Studio album by Toro y Moi
- Released: January 4, 2010
- Genre: Chillwave
- Length: 32:55
- Label: Carpark
- Producer: Toro y Moi

Toro y Moi chronology
|  | Causers of This (2010) | Underneath the Pine (2011) |

Singles from Causers of This
- "Blessa" Released: October 5, 2009;

= Causers of This =

Causers of This is the debut album from the artist Toro y Moi, released on January 4, 2010, on Carpark Records.

== Reception ==

Causers of This received generally positive reviews, Metacritic reports a rating of 71% based on 18 critical reviews.

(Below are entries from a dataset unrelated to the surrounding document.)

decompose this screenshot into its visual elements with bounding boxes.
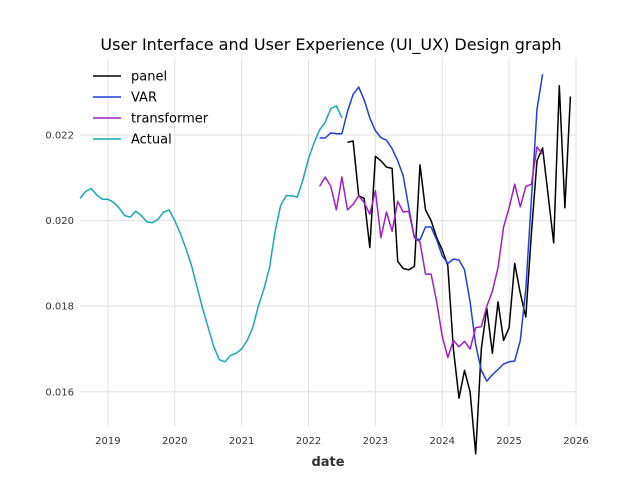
x-tick-label: 2025 (496, 436, 521, 447)
grid (80, 58, 577, 426)
x-tick-label: 2023 (363, 436, 388, 447)
series-line-actual (79, 105, 343, 363)
legend: panel VAR transformer Actual (93, 70, 209, 148)
x-axis-label: date (311, 455, 344, 470)
legend-label: VAR (131, 91, 157, 106)
series-line-var (319, 74, 544, 382)
series-line-transformer (318, 146, 544, 359)
y-tick-label: 0.016 (45, 387, 74, 398)
legend-label: Actual (131, 133, 172, 148)
x-tick-label: 2019 (95, 436, 120, 447)
series-line-panel (347, 85, 572, 455)
legend-label: transformer (131, 112, 209, 127)
y-axis-ticks: 0.016 0.018 0.020 0.022 (45, 131, 74, 399)
legend-label: panel (131, 70, 167, 85)
y-tick-label: 0.020 (45, 216, 74, 227)
x-tick-label: 2020 (162, 436, 187, 447)
x-axis-ticks: 2019 2020 2021 2022 2023 2024 2025 2026 (95, 436, 589, 447)
x-tick-label: 2024 (430, 436, 455, 447)
series-lines (79, 74, 572, 455)
chart-title: User Interface and User Experience (UI_U… (100, 35, 561, 55)
x-tick-label: 2021 (229, 436, 254, 447)
x-tick-label: 2022 (296, 436, 321, 447)
x-tick-label: 2026 (563, 436, 588, 447)
y-tick-label: 0.022 (45, 131, 74, 142)
y-tick-label: 0.018 (45, 302, 74, 313)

Pitchforks Joe Colly stated that "Bundick embraces a cleaner and mellower sound that's more indebted to hip-hop. He wears his inspirations proudly, and throughout there's a clear nod to producers like J Dilla and Flying Lotus."

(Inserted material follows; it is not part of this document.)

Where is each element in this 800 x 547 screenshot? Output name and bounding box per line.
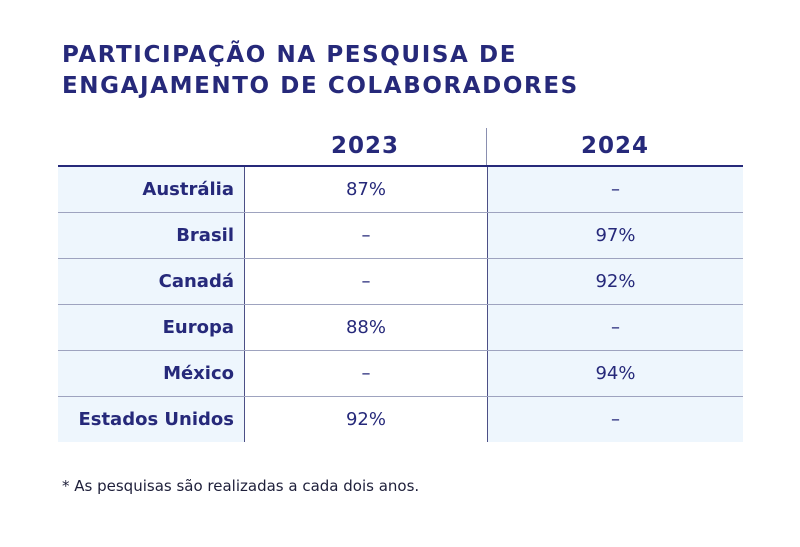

Indie Shuffle's Jason Grishkoff noted that "[Causers of This] will slot comfortably into your record collection next to contemporaries such as Small Black, Washed Out, Gold Panda and Neon Indian – artists from all around the world who, intended or not, are coming out with markedly similar musical results."

Professional ratings
Aggregate scores
| Source | Rating |
| Metacritic | 71/100 |
Review scores
| Source | Rating |
| AllMusic | Star Half star |
| Consequence of Sound | C+ |
| NME | Star |
| The Phoenix | Star |
| Pitchfork | 7.6/10 |

== Track listing ==

| No. | Title | Length |
|---|---|---|
| 1. | "Blessa" | 2:43 |
| 2. | "Minors" | 3:02 |
| 3. | "Imprint After" | 3:03 |
| 4. | "Lissoms" | 2:13 |
| 5. | "Fax Shadow" | 2:51 |
| 6. | "Thanks Vision" | 3:44 |
| 7. | "Freak Love" | 2:51 |
| 8. | "Talamak" | 2:27 |
| 9. | "You Hid" | 3:24 |
| 10. | "Low Shoulder" | 3:35 |
| 11. | "Causers of This" | 3:02 |

CD edition
| No. | Title | Length |
|---|---|---|
| 11. | "Causers of This" (with hidden track "Timed Pleasure") | 6:07 |

iTunes edition
| No. | Title | Length |
|---|---|---|
| 12. | "Eden" | 4:28 |

Amazon edition
| No. | Title | Length |
|---|---|---|
| 12. | "Cold Sheets" | 2:49 |

Australian bonus track edition
| No. | Title | Length |
|---|---|---|
| 12. | "Cold Sheets" | 2:49 |
| 13. | "Tidals" | 3:24 |
| 14. | "Well Tusked" | 3:44 |
| 15. | "Eden" | 4:29 |

== Legacy ==

The album is noted to have had a large impact on the music in South Carolina over the decade following its release, as the state had previously been known mainly for country and roots rock.